Sollte das Gericht den Unternehmen Recht geben, müssten diese den Schadensersatz in weiteren Verfahren erstreiten. Hier geht es um die richtig großen Summen: Eon fordert mehr als acht Milliarden Euro, bei RWE gehen Analysten von sechs Milliarden aus. Vattenfall will 4,7 Milliarden Euro und klagt zusätzlich auch vor einem US-amerikanischen Schiedsgericht. Der vierte große Energieversorger in Deutschland, EnBW, hat keine Verfassungsklage erhoben.

Geht es in Wirklichkeit um Atom-Altlasten?
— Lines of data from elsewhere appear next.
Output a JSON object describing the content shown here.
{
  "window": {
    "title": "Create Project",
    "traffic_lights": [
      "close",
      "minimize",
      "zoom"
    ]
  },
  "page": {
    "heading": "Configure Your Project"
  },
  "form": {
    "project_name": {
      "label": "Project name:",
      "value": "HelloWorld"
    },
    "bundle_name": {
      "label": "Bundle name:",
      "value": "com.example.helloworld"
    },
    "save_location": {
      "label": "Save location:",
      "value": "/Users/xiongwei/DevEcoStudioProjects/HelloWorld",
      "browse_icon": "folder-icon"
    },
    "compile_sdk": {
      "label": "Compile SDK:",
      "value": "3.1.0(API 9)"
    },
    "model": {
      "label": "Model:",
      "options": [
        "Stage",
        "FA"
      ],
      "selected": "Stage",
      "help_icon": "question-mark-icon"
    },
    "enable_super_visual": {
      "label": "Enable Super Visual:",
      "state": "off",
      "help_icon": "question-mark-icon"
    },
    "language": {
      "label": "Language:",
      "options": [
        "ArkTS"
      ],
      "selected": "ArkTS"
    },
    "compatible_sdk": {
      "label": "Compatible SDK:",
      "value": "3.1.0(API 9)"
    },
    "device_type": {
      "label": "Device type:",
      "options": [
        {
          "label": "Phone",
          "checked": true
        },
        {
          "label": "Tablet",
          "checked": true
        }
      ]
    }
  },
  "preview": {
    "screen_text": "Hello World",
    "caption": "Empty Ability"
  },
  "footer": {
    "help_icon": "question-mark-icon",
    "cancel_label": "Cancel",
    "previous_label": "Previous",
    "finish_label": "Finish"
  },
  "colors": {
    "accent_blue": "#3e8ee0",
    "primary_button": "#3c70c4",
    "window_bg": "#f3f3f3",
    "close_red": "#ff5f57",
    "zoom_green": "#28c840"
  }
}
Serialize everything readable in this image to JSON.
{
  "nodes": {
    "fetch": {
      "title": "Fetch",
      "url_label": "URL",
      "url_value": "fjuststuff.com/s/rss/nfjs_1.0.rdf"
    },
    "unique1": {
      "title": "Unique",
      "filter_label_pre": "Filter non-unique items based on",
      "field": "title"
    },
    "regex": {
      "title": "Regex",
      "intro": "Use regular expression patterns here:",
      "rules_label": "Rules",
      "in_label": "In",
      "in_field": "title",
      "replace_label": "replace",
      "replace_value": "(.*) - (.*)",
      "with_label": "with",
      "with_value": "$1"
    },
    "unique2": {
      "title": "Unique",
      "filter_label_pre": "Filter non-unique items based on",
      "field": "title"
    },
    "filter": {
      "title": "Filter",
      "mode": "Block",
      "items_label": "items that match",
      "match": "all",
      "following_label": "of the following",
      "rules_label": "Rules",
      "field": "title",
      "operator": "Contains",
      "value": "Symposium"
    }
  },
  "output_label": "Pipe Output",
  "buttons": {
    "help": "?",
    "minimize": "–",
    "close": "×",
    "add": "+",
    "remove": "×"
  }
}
Allerdings bezweifeln manche Beobachter, ob es am Ende selbst bei einem Sieg der Konzerne wirklich zu Zahlungen kommt. Schließlich steht der milliardenschwere Atomausstieg an - und die Industrie will dringend die kaum kalkulierbaren Lasten für die Endlagerung loswerden. Nach dem Vorschlag der Atom-Kommission von Ende April sollen Eon, RWE, Vattenfall und EnBW dafür insgesamt 23,3 Milliarden Euro in einen Fonds überweisen. Über Details wird derzeit heftig hinter den Kulissen gerungen. Das Fallenlassen aller Klagen seitens der Industrie könnte zur Verhandlungsmasse in diesem Poker um Milliarden zählen, wird vermutet.

Im März 2011 hatte die Politik unter dem Eindruck der Fukushima-Katastrophe sieben deutsche Atommeiler herunterfahren lassen. Die Energieriesen kämpfen seit dem Start des Atomausstiegs um neue Geschäftsmodelle.